Jesús se apareció otra vez a los discípulos junto al lago de Tiberíades
Evangelio según S. Juan 21, 1-14
Jesús se apareció otra vez a los discípulos junto al lago de Tiberíades. Y se apareció de esta manera: Estaban juntos Simón Pedro, Tomás, apodado el Mellizo; Natanael, el de Caná de Galilea; los Zabedeos y otros dos discípulos suyos. Simón Pedro les dice: «Me voy a pescar». Ellos contestan: «Vamos también nosotros contigo». Salieron y se embarcaron; y aquella noche no cogieron nada. Estaba ya amaneciendo, cuando Jesús se presentó en la orilla; pero los discípulos no sabían que era Jesús. Jesús les dice: «Muchachos, ¿tenéis pescado?». Ellos contestaron: «No». Él les dice: «Echad la red a la derecha de la barca y encontraréis». La echaron, y no podían sacarla, por la multitud de peces. Y aquel discípulo a quien Jesús amaba le dice a Pedro: «Es el Señor». Al oír que era el Señor, Simón Pedro, que estaba desnudo, se ató la túnica y se echó al agua. Los demás discípulos se acercaron en la barca, porque no distaban de tierra más que unos doscientos codos —unos cien metros—, remolcando la red con los peces. Al saltar a tierra, ven unas brasas con un pescado puesto encima y pan. Jesús les dice: «Traed de los peces que acabáis de coger». Simón Pedro subió a la barca y arrastró hasta la orilla la red repleta de peces grandes: ciento cincuenta y tres. Y aunque eran tantos, no se rompió la red. Jesús les dice: «Vamos, almorzad». Ninguno de los discípulos se atrevía a preguntarle quién era, porque sabían bien que era el Señor. Jesús se acerca, toma el pan y se lo da, y lo mismo el pescado. Esta fue la tercera vez que Jesús se apareció a los discípulos después de resucitar de entre los muertos.

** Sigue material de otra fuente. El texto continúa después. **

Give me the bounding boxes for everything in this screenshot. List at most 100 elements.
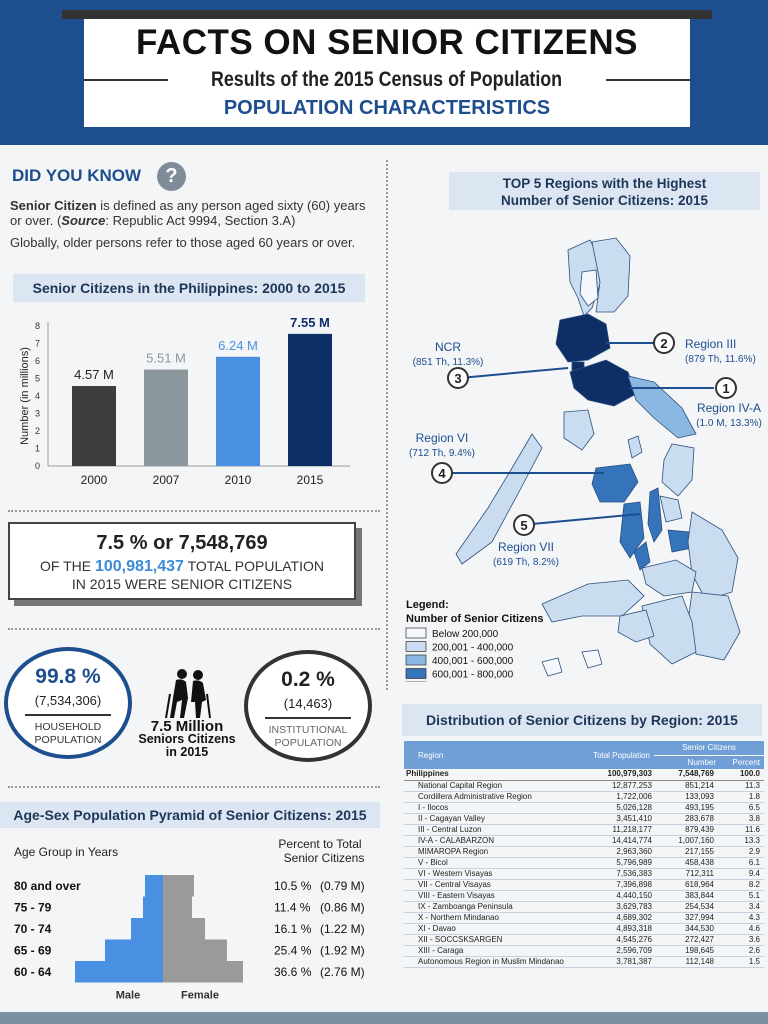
subtitle-rule-right: [605, 79, 690, 81]
definition-text: is defined as any person aged sixty (60)…: [10, 198, 366, 228]
rank-1-badge-number: 1: [722, 381, 729, 396]
table-row: National Capital Region 12,877,253 851,214…: [404, 780, 764, 792]
y-tick-label: 0: [35, 461, 40, 471]
cell-total: 4,545,276: [576, 934, 654, 947]
bar-2007: [144, 369, 188, 466]
th-senior-group: Senior Citizens: [654, 741, 764, 756]
legend-swatch: [405, 668, 427, 679]
callout-line-3: [459, 367, 569, 379]
cell-region: Philippines: [404, 769, 576, 781]
male-bar: [105, 939, 163, 961]
y-axis-label: Number (in millions): [19, 347, 31, 445]
male-bar: [143, 896, 163, 918]
senior-trend-bar-chart: 0 1 2 3 4 5 6 7 8 Number (in millions) 4.57 M 2000 5…: [19, 315, 350, 487]
cell-total: 2,963,360: [576, 846, 654, 858]
x-tick-label: 2015: [297, 473, 324, 487]
count-label: (2.76 M): [320, 965, 365, 979]
stat-headline: 7.5 % or 7,548,769: [96, 532, 268, 554]
count-label: (0.86 M): [320, 901, 365, 915]
callout-detail-label: (851 Th, 11.3%): [413, 357, 484, 368]
cell-region: II - Cagayan Valley: [404, 813, 576, 825]
y-tick-label: 3: [35, 409, 40, 419]
legend-swatch: [405, 627, 427, 639]
table-row: VII - Central Visayas 7,396,898 618,964 8.2: [404, 879, 764, 892]
legend-swatch: [405, 654, 427, 666]
household-label-2: POPULATION: [34, 734, 102, 746]
cell-percent: 2.9: [716, 846, 764, 858]
cell-percent: 9.4: [716, 868, 764, 880]
percent-label: 36.6 %: [274, 965, 312, 979]
bar-2015: [288, 333, 332, 466]
rank-1-badge-circle: [715, 377, 737, 399]
cell-region: IV-A - CALABARZON: [404, 835, 576, 847]
age-group-label: 60 - 64: [14, 965, 52, 979]
bar-2000: [72, 386, 116, 466]
household-percent: 99.8 %: [35, 665, 101, 688]
cell-number: 7,548,769: [654, 769, 716, 781]
age-sex-pyramid: Age Group in Years Percent to TotalSenior…: [14, 837, 365, 1002]
callout-detail-label: (619 Th, 8.2%): [493, 557, 559, 568]
cell-region: VII - Central Visayas: [404, 879, 576, 892]
count-label: (0.79 M): [320, 879, 365, 893]
count-label: (1.92 M): [320, 944, 365, 958]
map-title: TOP 5 Regions with the Highest Number of…: [449, 172, 760, 210]
cell-region: VIII - Eastern Visayas: [404, 890, 576, 903]
callout-region-label: Region VII: [498, 540, 554, 554]
section-title: POPULATION CHARACTERISTICS: [223, 97, 551, 119]
divider-3: [8, 786, 380, 788]
household-label-1: HOUSEHOLD: [34, 721, 102, 733]
cell-total: 5,796,989: [576, 857, 654, 869]
divider-2: [8, 628, 380, 630]
cell-total: 2,596,709: [576, 945, 654, 958]
household-count: (7,534,306): [34, 693, 102, 708]
table-row: II - Cagayan Valley 3,451,410 283,678 3.8: [404, 813, 764, 825]
bar-value-label: 4.57 M: [74, 367, 114, 382]
stat-total-suffix: TOTAL POPULATION: [187, 558, 324, 574]
y-tick-label: 6: [35, 356, 40, 366]
y-tick-label: 1: [35, 444, 40, 454]
table-row: XIII - Caraga 2,596,709 198,645 2.6: [404, 945, 764, 958]
rank-3-badge-number: 3: [454, 371, 461, 386]
household-circle: 99.8 % (7,534,306) HOUSEHOLD POPULATION: [4, 647, 132, 759]
divider-1: [8, 510, 380, 512]
bar-value-label: 7.55 M: [290, 315, 330, 330]
th-percent: Percent: [716, 755, 764, 769]
cell-percent: 5.1: [716, 890, 764, 903]
region-car-shape: [579, 269, 599, 307]
region-cebu-shape: [647, 487, 663, 543]
institutional-percent: 0.2 %: [281, 668, 335, 691]
x-tick-label: 2010: [225, 473, 252, 487]
cell-total: 100,979,303: [576, 769, 654, 781]
rank-5-badge-number: 5: [520, 518, 527, 533]
seniors-caption-1: 7.5 Million: [150, 718, 224, 735]
cell-percent: 1.5: [716, 956, 764, 969]
callout-line-5: [531, 513, 641, 525]
table-row: I - Ilocos 5,026,128 493,195 6.5: [404, 802, 764, 814]
cell-number: 133,093: [654, 791, 716, 803]
region-caraga-shape: [687, 511, 739, 601]
global-note: Globally, older persons refer to those a…: [10, 235, 356, 250]
age-group-header: Age Group in Years: [14, 845, 118, 859]
vertical-divider: [386, 160, 388, 690]
cell-percent: 13.3: [716, 835, 764, 847]
count-label: (1.22 M): [320, 922, 365, 936]
elderly-couple-icon: [165, 669, 211, 719]
map-title-line-1: TOP 5 Regions with the Highest: [502, 176, 707, 191]
cell-number: 383,844: [654, 890, 716, 903]
callout-detail-label: (712 Th, 9.4%): [409, 448, 475, 459]
region-marinduque-shape: [627, 435, 643, 459]
cell-percent: 4.3: [716, 912, 764, 925]
region-iva-shape: [569, 359, 637, 407]
region-soccsksargen-shape: [641, 595, 697, 665]
table-row: XI - Davao 4,893,318 344,530 4.6: [404, 923, 764, 936]
age-group-label: 75 - 79: [14, 901, 52, 915]
cell-region: IX - Zamboanga Peninsula: [404, 901, 576, 914]
stat-total-population: 100,981,437: [94, 558, 184, 575]
region-palawan-shape: [455, 433, 543, 565]
region-iii-shape: [555, 313, 611, 363]
institutional-count: (14,463): [283, 696, 333, 711]
cell-total: 5,026,128: [576, 802, 654, 814]
region-sulu-shape: [581, 649, 603, 669]
rank-5-badge-circle: [513, 514, 535, 536]
rank-4-badge-number: 4: [438, 466, 446, 481]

Meditación sobre el Evangelio
Se aparece Jesús de nuevo a sus discípulos. Aquí a siete de ellos. Antes se les había aparecido dos veces en el Cenáculo; una sin estar Tomás, y otra a todos. Esta aparición tuvo lugar en Galilea, donde todo empezó para ellos. Y allí fueron por indicación de Jesús a través de las mujeres del grupo, a quienes se les apareció recién resucitado (Mt 28,10). Estando lejos de Jerusalén, no cabía temer. Pedro fue a hacer lo que sabía de siempre, que era pescar; y los demás lo acompañaron. Más adelante volverán a Jerusalén donde, después de verle ascender al cielo, quedarán transformados, definitivamente, por la venida del Espíritu Santo prometido, en ‘pescadores de hombres’ (cf Hch 1,3-14; 2,1ss). Mientras, de nuevo mar adentro, metidos en faena, y sin conseguir fruto alguno de su trabajo. Así pasaron la noche.

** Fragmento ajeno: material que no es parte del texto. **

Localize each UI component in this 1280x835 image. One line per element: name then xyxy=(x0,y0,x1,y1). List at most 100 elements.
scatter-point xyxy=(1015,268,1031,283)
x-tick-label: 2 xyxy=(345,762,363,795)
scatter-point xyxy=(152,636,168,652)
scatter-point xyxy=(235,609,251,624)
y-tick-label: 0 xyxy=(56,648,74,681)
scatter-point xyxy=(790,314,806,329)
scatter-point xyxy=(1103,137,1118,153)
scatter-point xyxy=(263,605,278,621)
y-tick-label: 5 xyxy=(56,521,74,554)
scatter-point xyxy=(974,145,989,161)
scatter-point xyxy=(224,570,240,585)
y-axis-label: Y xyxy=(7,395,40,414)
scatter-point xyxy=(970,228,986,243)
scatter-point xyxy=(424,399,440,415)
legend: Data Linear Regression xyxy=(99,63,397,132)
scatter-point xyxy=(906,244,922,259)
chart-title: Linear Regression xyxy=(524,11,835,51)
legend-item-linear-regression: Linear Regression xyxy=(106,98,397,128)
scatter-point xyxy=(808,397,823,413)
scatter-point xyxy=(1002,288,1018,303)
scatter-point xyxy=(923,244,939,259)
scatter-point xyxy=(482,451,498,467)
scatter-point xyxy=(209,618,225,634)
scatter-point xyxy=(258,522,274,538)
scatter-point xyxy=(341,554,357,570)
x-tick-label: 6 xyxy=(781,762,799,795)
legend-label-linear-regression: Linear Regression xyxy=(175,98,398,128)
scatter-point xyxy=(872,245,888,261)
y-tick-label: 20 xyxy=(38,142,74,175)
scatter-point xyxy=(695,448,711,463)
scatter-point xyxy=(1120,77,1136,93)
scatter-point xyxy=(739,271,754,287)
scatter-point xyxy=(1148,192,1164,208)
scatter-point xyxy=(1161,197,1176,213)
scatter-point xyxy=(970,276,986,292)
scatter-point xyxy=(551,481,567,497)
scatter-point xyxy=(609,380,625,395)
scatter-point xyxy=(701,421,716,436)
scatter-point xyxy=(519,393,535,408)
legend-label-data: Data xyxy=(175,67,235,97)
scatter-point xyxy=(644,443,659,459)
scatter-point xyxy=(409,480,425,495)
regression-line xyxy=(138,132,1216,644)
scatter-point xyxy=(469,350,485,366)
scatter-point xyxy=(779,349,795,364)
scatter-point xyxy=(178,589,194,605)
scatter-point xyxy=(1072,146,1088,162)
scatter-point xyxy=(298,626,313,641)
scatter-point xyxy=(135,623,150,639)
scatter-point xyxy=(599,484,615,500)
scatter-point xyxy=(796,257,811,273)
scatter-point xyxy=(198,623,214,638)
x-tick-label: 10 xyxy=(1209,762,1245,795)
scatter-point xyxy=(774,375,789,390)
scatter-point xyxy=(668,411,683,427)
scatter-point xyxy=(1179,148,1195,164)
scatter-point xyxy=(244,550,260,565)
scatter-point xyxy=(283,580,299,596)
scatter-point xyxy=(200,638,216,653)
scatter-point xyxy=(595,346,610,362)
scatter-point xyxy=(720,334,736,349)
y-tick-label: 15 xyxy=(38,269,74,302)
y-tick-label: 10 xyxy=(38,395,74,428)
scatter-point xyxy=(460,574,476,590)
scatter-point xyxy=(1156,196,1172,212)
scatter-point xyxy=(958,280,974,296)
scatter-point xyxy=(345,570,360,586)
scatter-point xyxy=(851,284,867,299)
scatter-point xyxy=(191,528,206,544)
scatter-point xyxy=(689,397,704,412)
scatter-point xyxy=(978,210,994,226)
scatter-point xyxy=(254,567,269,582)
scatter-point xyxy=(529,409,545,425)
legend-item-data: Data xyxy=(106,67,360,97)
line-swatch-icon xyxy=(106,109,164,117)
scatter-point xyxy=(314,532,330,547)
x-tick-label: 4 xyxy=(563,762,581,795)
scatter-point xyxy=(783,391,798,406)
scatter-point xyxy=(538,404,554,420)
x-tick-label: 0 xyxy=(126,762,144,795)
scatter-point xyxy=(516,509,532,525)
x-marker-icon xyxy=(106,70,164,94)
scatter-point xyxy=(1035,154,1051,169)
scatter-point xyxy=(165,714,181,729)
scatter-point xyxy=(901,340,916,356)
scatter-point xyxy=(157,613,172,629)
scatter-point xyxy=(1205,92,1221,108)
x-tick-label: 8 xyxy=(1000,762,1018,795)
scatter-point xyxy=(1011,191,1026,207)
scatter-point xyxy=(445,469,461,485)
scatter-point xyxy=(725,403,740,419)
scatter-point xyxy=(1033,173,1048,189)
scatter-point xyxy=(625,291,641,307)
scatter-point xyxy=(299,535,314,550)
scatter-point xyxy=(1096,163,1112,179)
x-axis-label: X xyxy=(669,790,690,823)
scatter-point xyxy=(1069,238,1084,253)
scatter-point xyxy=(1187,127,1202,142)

Al amanecer, Jesús estaba en la orilla. Orillado en el Evangelio él está desde entonces, y viendo nuestra brega en las noches oscuras de las preocupaciones y problemas que nos asedian, quiere iluminarnos, ayudarnos. Solo habremos de escucharlo y hacer caso a su Palabra: “Haced lo que él os diga” (había dicho María Santísima a los sirvientes en Caná; lo hicieron, y el agua se convirtió en vino, y de excelente calidad). Eso hicieron ellos aquí, y se produjo el desbordamiento, la abundancia de dádivas divinas, no olvidando Juan —meticuloso y detallista en su testimonio— el número exacto de peces, haciendo con ello honor al amor de Dios por el don recibido. Y tiene Dios a veces cierto sentido de humor cuando decide intervenir para algo bueno que prepara: “Muchachos, ¿tenéis pescado?”, les dice Jesús después que estuvieron toda la noche faenando… Y, para colmo, ven al llegar que él tenía un pez en la brasa y pan…
¡Cuánto aprender de la finura, de los detalles del amor de Dios al salirnos al paso en nuestro quehacer diario…! Algunos, bajo la apariencia de ‘casualidades’. Aprender para más y mejor tenerlos nosotros con los demás… ¡Oh escuela de amor del Padre!, en la que, asimismo, aprendió Jesús: “Como el Padre me amó, así también os he amado yo; permaneced en mi amor” (Jn 15,9).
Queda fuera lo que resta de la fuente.